The circumstances here are quite different. At the time that Berry observed the marijuana in plain view and developed probable cause to place defendant under arrest, *153defendant had already been removed from the vehicle and denied access to the interior of the vehicle and its contents. The Altoids tin, which was found in a backpack between the front seats, was not within defendant’s immediate control at the outset of the inventory search. Rather, the tin was within the exclusive control of the police department. The state did not present evidence of exigent circumstances or provide any cause to believe that Berry could not reasonably pause to apply for a warrant to search the Altoids tin.

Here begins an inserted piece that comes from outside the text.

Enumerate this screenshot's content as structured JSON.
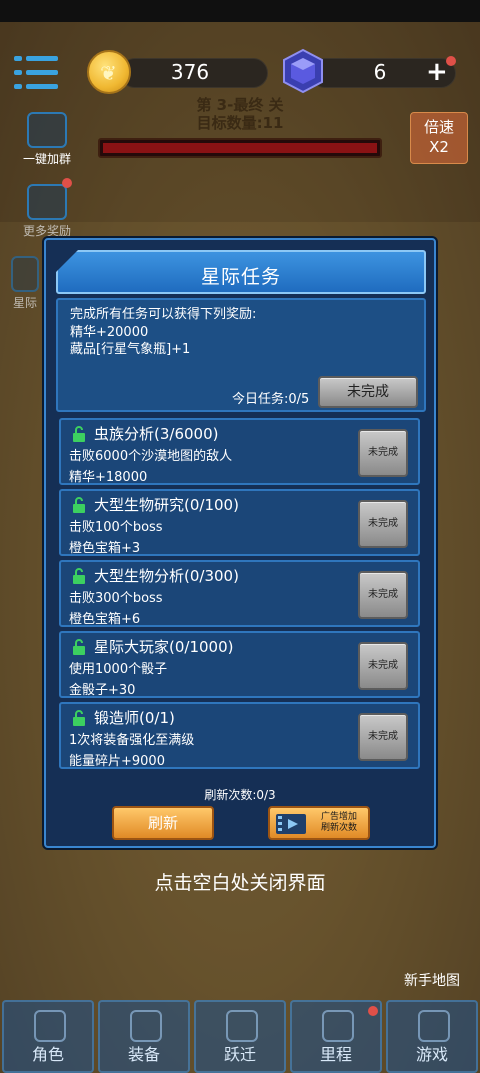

More troubling than the strict legal analysis is the implication of the majority opinion. If, as the majority announces, the state is entitled to search a vehicle, defendant’s backpack therein, and, further, a small opaque tin within that backpack, then where does the presumption of a requirement for a warrant begin? My point is simple. Once the exigency is removed and the police have time to reflect on the question of what is likely in the closed container, they have the time to request “a warrant authorized by a neutral and detached judicial officer” so as to insure a “‘reliable safeguard against improper searches’” that accompany the “‘hurried judgment of a law enforcement officer engaged in the often competitive enterprise of ferreting out crime.’” Lo-Ji Sales, Inc. v. New York, 442 US 319, 326, 99 S Ct 2319, 60 L Ed 2d 920 (1979) (quoting United States v. Chadwick, 433 US 1, 9, 97 S Ct 2476, 53 L Ed 2d 538 (1977) (internal citation and quotation marks omitted)). The implication of the majority’s view that exigency is not necessary to justify a search incident to arrest to obtain evidence of the crime of arrest is that, once such a search commences, the presumption that a warrant is required is lifted and the search effectively has no limits. Consequently, an officer’s failure to recognize a point at which the exigency no longer excuses a warrantless search reduces Article I, section 9, to a nullity.
Under the circumstances of this case, where there was no exigency present and there was sufficient time for Berry to obtain a search warrant, I would find that the search of the Altoids tin exceeded the scope of a reasonable search incident to arrest. I would reverse defendant’s judgment of conviction. I therefore dissent.